It's been a very stressful couple of weeks. Between my stepson with Autism (did I mention that Autism and being a 14 yr old boy is a very difficult combination), the legal stuff with my mentally ill stepdaughter, and my Knight's inability to cope with either, I am stressed out, angry and frustrated.
The legal issue with my stepdaughter is resolved. Although, not in a way that makes my Knight or I happy. Let's just say that we took on "the system" and "the system" won. Wednesday was a very sad day for us. Now, we need to take the time to recover. My knight needs to come to terms with the result of all this. He .. no.. WE did the very best we could for her. Over the past several years we both stood up for her rights, and her needs, as well as the rights and needs of our 5 other kids. Personally, I think we did a kick-ass job of managing everything under circumstances more difficult than many people can imagine. My knight, of course, is blaming himself. It's not his fault. Sometimes you just lose -even when you're right, even when you have the moral high ground, and even when you have done every single darned thing possible to make it work.. even then, sometimes you get kicked in the teeth. All we can hope at this point is that someday, she will be willing and able to hear, see and read, the truth. I am keeping all the video and audio recordings, notes, medical records, therapy notes, and court documentation from the past 10 years, so that if she is ever interested I can produce proof that what we have told her is true and honest. That is, of course, if she chooses to come back to us after she is an adult. To that end, all I can say is this: Princess, I love you. I have always loved you, and I always will love you. Your dad and I did the best we could to find you the help you need. I hope and pray that you find a therapist and the right balance of meds to allow you to follow your dreams, and lead your life to it's fullest potential. Be happy, my sweetlove. Go forth from this point and do your best to do all you can. When you are able and ready to come home, your father and I will still be here for you. We always have only wanted the best for you. Even though I'm not your biological mother, I have loved you like my own since the day I met you. If I failed you, I'm sorry, and ask your forgiveness. I did my best. I hope you come home -to your real home- when you turn 19, so that we can pick up the pieces, and build a new relationship. All my best to you, my dear. I'll see you in a few years.

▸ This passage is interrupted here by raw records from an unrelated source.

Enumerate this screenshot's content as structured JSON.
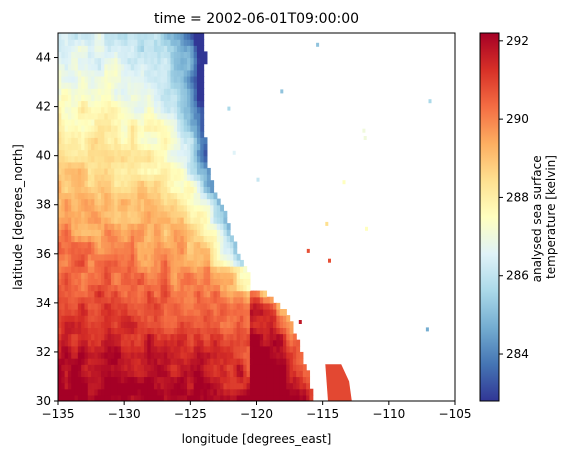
{
  "chart_data": {
    "type": "heatmap",
    "title": "time = 2002-06-01T09:00:00",
    "xlabel": "longitude [degrees_east]",
    "ylabel": "latitude [degrees_north]",
    "xlim": [
      -135,
      -105
    ],
    "ylim": [
      30,
      45
    ],
    "x_ticks": [
      -135,
      -130,
      -125,
      -120,
      -115,
      -110,
      -105
    ],
    "y_ticks": [
      30,
      32,
      34,
      36,
      38,
      40,
      42,
      44
    ],
    "colorbar": {
      "label_lines": [
        "analysed sea surface",
        "temperature [kelvin]"
      ],
      "range": [
        282.8,
        292.2
      ],
      "ticks": [
        284,
        286,
        288,
        290,
        292
      ],
      "colormap": "RdYlBu_r"
    },
    "field_description": "Sea surface temperature over the ocean west of the North American coast; land (coast and inland, plus scattered inland lakes) left blank",
    "coastline": [
      [
        -124.2,
        45.0
      ],
      [
        -124.0,
        44.0
      ],
      [
        -124.1,
        43.0
      ],
      [
        -124.3,
        42.0
      ],
      [
        -124.1,
        41.0
      ],
      [
        -123.9,
        40.2
      ],
      [
        -123.8,
        39.6
      ],
      [
        -123.3,
        38.6
      ],
      [
        -122.5,
        37.8
      ],
      [
        -122.4,
        37.4
      ],
      [
        -121.9,
        36.6
      ],
      [
        -121.5,
        35.9
      ],
      [
        -120.8,
        35.2
      ],
      [
        -120.6,
        34.6
      ],
      [
        -119.5,
        34.4
      ],
      [
        -118.5,
        34.0
      ],
      [
        -117.6,
        33.4
      ],
      [
        -117.2,
        32.7
      ],
      [
        -116.7,
        31.9
      ],
      [
        -116.2,
        31.0
      ],
      [
        -115.8,
        30.0
      ]
    ],
    "gulf_strip": [
      [
        -114.8,
        31.5
      ],
      [
        -113.6,
        31.5
      ],
      [
        -113.0,
        30.8
      ],
      [
        -112.8,
        30.0
      ],
      [
        -114.6,
        30.0
      ]
    ]
  }
}
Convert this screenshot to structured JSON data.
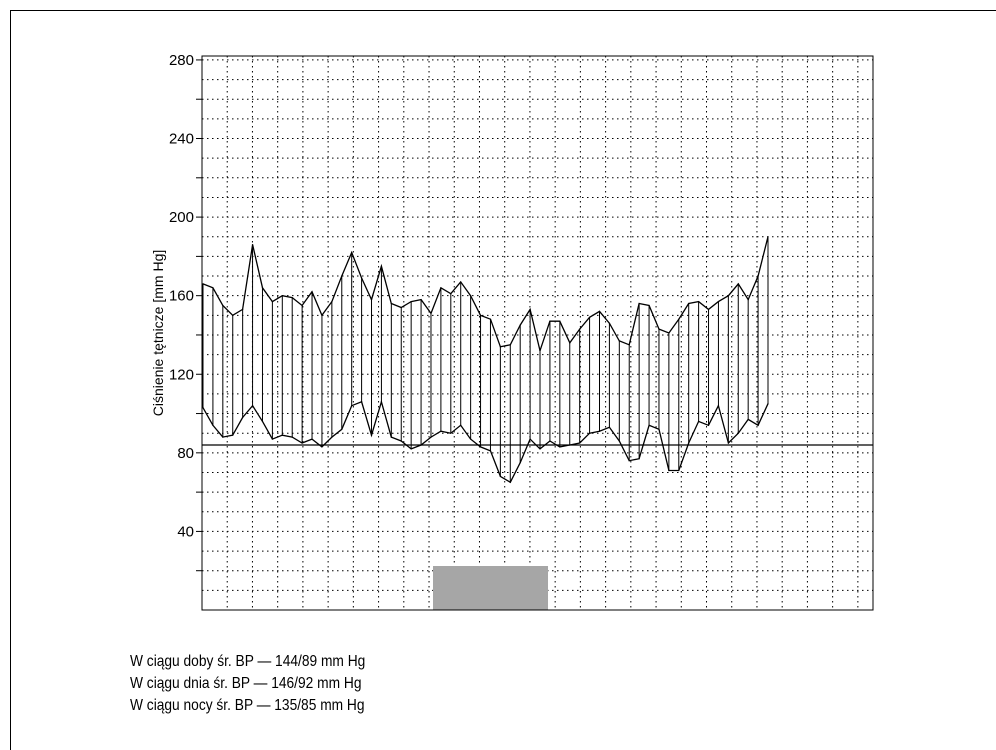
{
  "chart_data": {
    "type": "line",
    "title": "",
    "ylabel": "Ciśnienie tętnicze [mm Hg]",
    "xlabel": "",
    "ylim": [
      0,
      282
    ],
    "yticks": [
      40,
      80,
      120,
      160,
      200,
      240,
      280
    ],
    "grid": true,
    "reference_line": 84,
    "shaded_interval": {
      "start_index": 23,
      "end_index": 34,
      "color": "#a6a6a6"
    },
    "series": [
      {
        "values": [
          166,
          164,
          155,
          150,
          153,
          186,
          164,
          157,
          160,
          159,
          155,
          162,
          150,
          157,
          170,
          182,
          169,
          158,
          175,
          156,
          154,
          157,
          158,
          151,
          164,
          161,
          167,
          160,
          150,
          148,
          134,
          135,
          145,
          153,
          132,
          147,
          147,
          136,
          143,
          149,
          152,
          146,
          137,
          135,
          156,
          155,
          143,
          141,
          148,
          156,
          157,
          153,
          157,
          160,
          166,
          158,
          170,
          190
        ]
      },
      {
        "values": [
          103,
          94,
          88,
          89,
          98,
          104,
          96,
          87,
          89,
          88,
          85,
          87,
          83,
          88,
          92,
          104,
          106,
          89,
          106,
          88,
          86,
          82,
          84,
          88,
          91,
          90,
          94,
          87,
          83,
          81,
          68,
          65,
          75,
          87,
          82,
          86,
          83,
          84,
          85,
          90,
          91,
          93,
          86,
          76,
          77,
          94,
          92,
          71,
          71,
          85,
          96,
          94,
          104,
          85,
          90,
          97,
          94,
          105
        ]
      }
    ]
  },
  "stats": {
    "line1": "W ciągu doby śr. BP — 144/89 mm Hg",
    "line2": "W ciągu dnia śr. BP — 146/92 mm Hg",
    "line3": "W ciągu nocy śr. BP — 135/85 mm Hg"
  }
}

What does any of this have to do with FLR? Not a damned thing. I'm posting this here, because I feel the need to post it -- to publish it-- somewhere. And I can't do it anywhere else because of privacy issues.

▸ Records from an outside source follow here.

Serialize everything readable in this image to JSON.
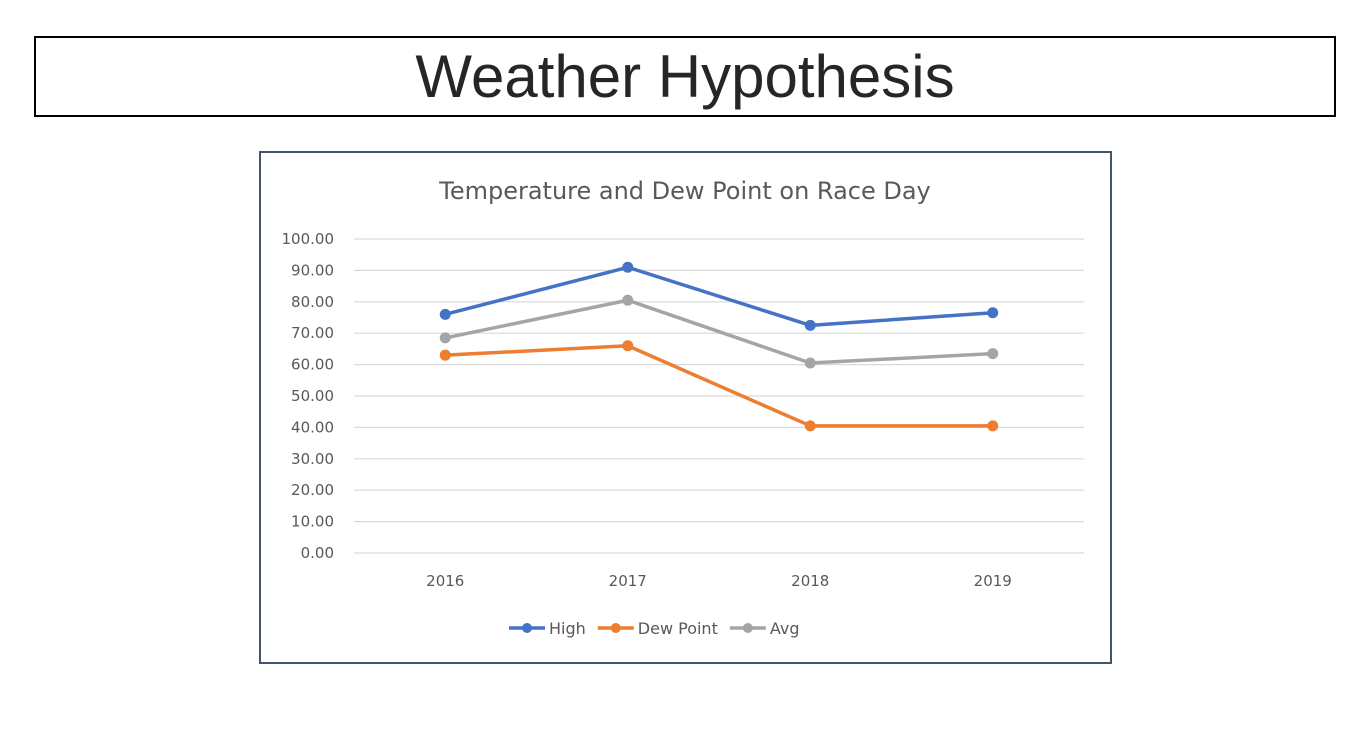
{
  "slide": {
    "title": "Weather Hypothesis"
  },
  "chart_data": {
    "type": "line",
    "title": "Temperature and Dew Point on Race Day",
    "xlabel": "",
    "ylabel": "",
    "categories": [
      "2016",
      "2017",
      "2018",
      "2019"
    ],
    "ylim": [
      0,
      100
    ],
    "yticks": [
      "0.00",
      "10.00",
      "20.00",
      "30.00",
      "40.00",
      "50.00",
      "60.00",
      "70.00",
      "80.00",
      "90.00",
      "100.00"
    ],
    "grid": true,
    "legend_position": "bottom",
    "series": [
      {
        "name": "High",
        "values": [
          76,
          91,
          72.5,
          76.5
        ],
        "color": "#4472c4"
      },
      {
        "name": "Dew Point",
        "values": [
          63,
          66,
          40.5,
          40.5
        ],
        "color": "#ed7d31"
      },
      {
        "name": "Avg",
        "values": [
          68.5,
          80.5,
          60.5,
          63.5
        ],
        "color": "#a5a5a5"
      }
    ]
  }
}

My knight is not dealing with this very well. He's blaming himself, and cutting himself off from me. Never a good combination. He's been moody, difficult, and closed off. He's been ignoring all his flr rules, and when I mention it, he blows me off. Earlier this week, I offered him an opportunity to suspend the flr until we have gotten through the worst of the emotional upheaval of the situation.
He said no, he wanted to continue the flr.
But, he did not go back to following his rules. This morning I called him on it. His answer was that he's struggling to keep up. I got angry because I do way more around here than he does. I manage everything - money, kids, homeschooling, food menus, household chores, his writing schedule, his task list, social calendars, kid activities PLUS run two businesses. While he goes to work, and comes home.
But, once I calmed down I realized that him feeling like he can't keep up is a direct result of his feelings of helplessness regarding the situation with his daughter. All of his recent behavior is a result of the situation with her.
I need to find a way to break through to him, and get him to see that it's not his fault, and that walling himself off will not help.
No, he won't go to counseling. Well.. I take that back. If I insisted, if I gave him absolutely no choice in the matter, and I went with him, he would go. But I don't he would participate. Not out of stubbornness, but because he has dealt with mental health professionals for 20+ years between his ex wife, and his daughter, and his 14 yr old Aspie son. These experiences (especially with his ex and his daughter) have left him jaded, and angry with the entire mental health profession. (Our boy has a decent therapist, but I am the one who works with her with the boy)
Again, what does this have to do with flr? Maybe nothing. Maybe something. I'm wondering if I should still punish my knight for his recent rule infractions. Will it help? Will it make things worse? I'm not sure.
One of the rules he's been ignoring is the rule to keep shaved. The chastity device I ordered finally got here the other day. I have not given it to him yet, but I'm considering being a total bitch, and putting it on him even though he has not shaved. (I have reminded him twice in the last week or so).
Then again, I don't think the darned thing will fit him anyway. It seems way to small. That's what I get for ordering cheap, I guess.
It's going to take me a little bit of time to get back to normal. This whole thing with my stepdaughter has shaken me, caused me to question everything.